Une tactique qui a fonctionné à merveille : Vanessa a monté des jetons crescendo, restant toujours au dessus de la moyenne sans se mettre en danger. « Dans ma tête, il était de toute façon inimaginable que je ne passe pas la première journée » confie Vanessa dans un éclat de rire. « En plus, après avoir triplé mon tapis, je me suis aperçue que la structure devenait beaucoup plus jouable : une augmentation toutes les heures, des joueuses ne maitrisant pas forcément tous les aspects du jeu short... »
Une fois en table finale, pourtant, la résidente de Levallois-Perret sent la pression monter en elle : « C'est bizarre, car je n'ai jamais été stressé pour quoi que ce soit avant. Pourtant, deux heures avant la finale, sous ma douche, j'ai pleuré pendant trois secondes : c'est à cet instant que je me suis rendu compte que d'ici quelques minutes, j'allais jouer pour l'obtention d'un bracelet... » Arrivé en table finale avec le septième tapis, Vanessa a du traverser dans un premier temps un désert de cartes : « deux heures sans voir mieux qu'une hauteur huit ! » s'amuse-t-elle. Résultat : un quart de ses jetons s'envole. « J'ai essayé de ne pas paniquer et d'attendre les bonnes cartes : je n'avais de toute façon pas d'autres solutions vu mon petit tapis. » Un petit coup de pouce du destin plus tard, Vanessa remonte des jetons, et... « c'est le trou noir ! » avoue-t-elle. « Je me souviens juste que tout se passe dans un rêve : je touche des bonnes cartes, domine mes adversaires, je calme le jeu quand il faut et puis accélère pour leur mettre la tête sous l'eau... Bref, je joue bien et possède en plus le jeu nécessaire. »

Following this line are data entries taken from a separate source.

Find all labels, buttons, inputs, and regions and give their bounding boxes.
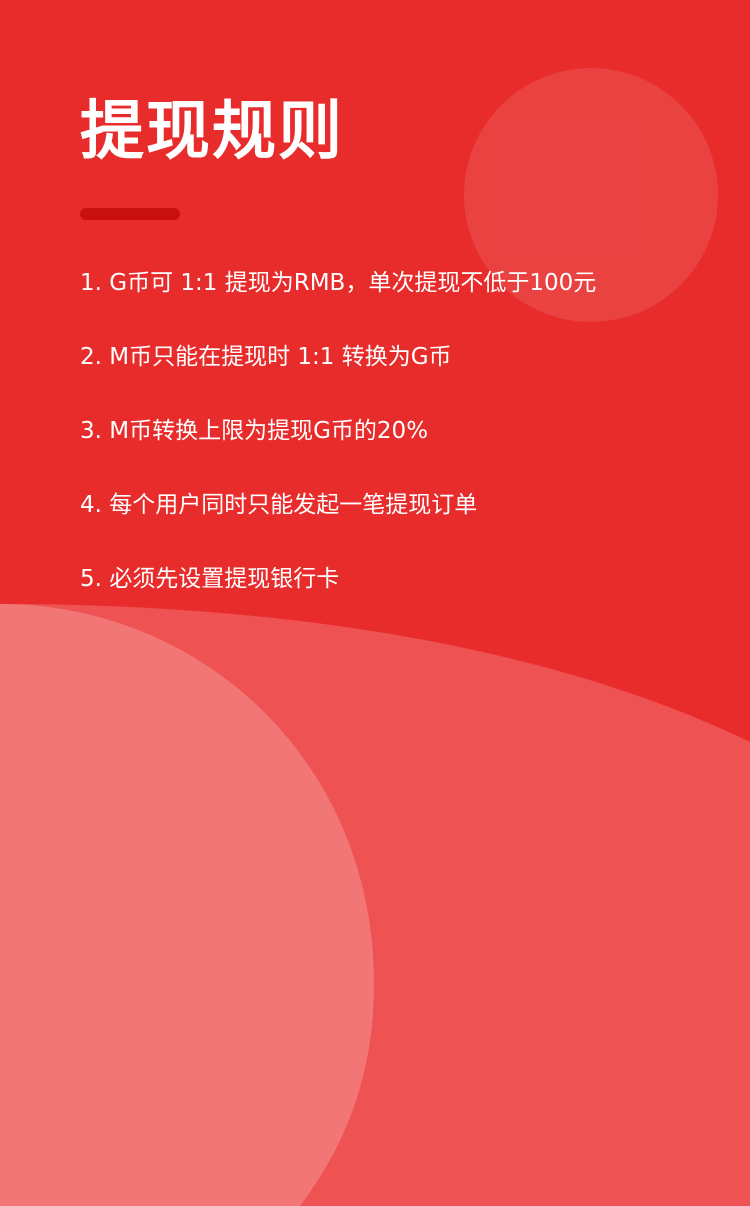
rule-item: 3. M币转换上限为提现G币的20% <box>80 394 596 468</box>
rule-item: 4. 每个用户同时只能发起一笔提现订单 <box>80 468 596 542</box>
withdrawal-rules-page: 提现规则 1. G币可 1:1 提现为RMB，单次提现不低于100元 2. M币… <box>0 0 750 1206</box>
rule-text: 3. M币转换上限为提现G币的20% <box>80 418 429 444</box>
rule-text: 2. M币只能在提现时 1:1 转换为G币 <box>80 344 452 370</box>
rule-text: 5. 必须先设置提现银行卡 <box>80 566 340 592</box>
rule-item: 2. M币只能在提现时 1:1 转换为G币 <box>80 320 596 394</box>
rule-text: 4. 每个用户同时只能发起一笔提现订单 <box>80 492 478 518</box>
rule-text: 1. G币可 1:1 提现为RMB，单次提现不低于100元 <box>80 270 597 296</box>
title-underline <box>80 208 180 220</box>
rules-list: 1. G币可 1:1 提现为RMB，单次提现不低于100元 2. M币只能在提现… <box>80 246 596 616</box>
rule-item: 1. G币可 1:1 提现为RMB，单次提现不低于100元 <box>80 246 596 320</box>
rule-item: 5. 必须先设置提现银行卡 <box>80 542 596 616</box>
page-title: 提现规则 <box>80 95 344 169</box>
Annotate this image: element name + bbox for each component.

Christophe Benzimra, vainqueur EPT ; Vanessa Hellebuyck, vainqueur WSOP : Guillaume Darcourt, vainqueur WPT : la France qui gagne !
Arrive l'heure de la dernière main... Une paire de cinq face à Neuf-Dix : « Intérieurement, je t'avoue que je sens avoir déjà gagné ! Tout se passait tellement bien... Il ne pouvait en être autrement. » Et effectivement, après un tableau sans encombre, Vanessa devient la première femme française à remporter un bracelet des World Series. « C'est incroyable... Il faudra attendre la marseillaise demain pour me rendre compte de l'exploit. » Ses projets futurs, elle ne sait trop en parler : « ma priorité, ce sont mes deux petites filles. Je ne me vois donc pas faire tout le circuit l'an prochain. En revanche, je vais me remettre à travailler mon jeu sur internet, et advienne que pourra. » Au terme de cette entrevue en toute simplicité, Vanessa rejoint ses amis, prête à faire la fête. « La nuit risque d'être longue, je compte bien profiter d'une longue et belle soirée ! » C'est tout ce qu'on lui souhaite.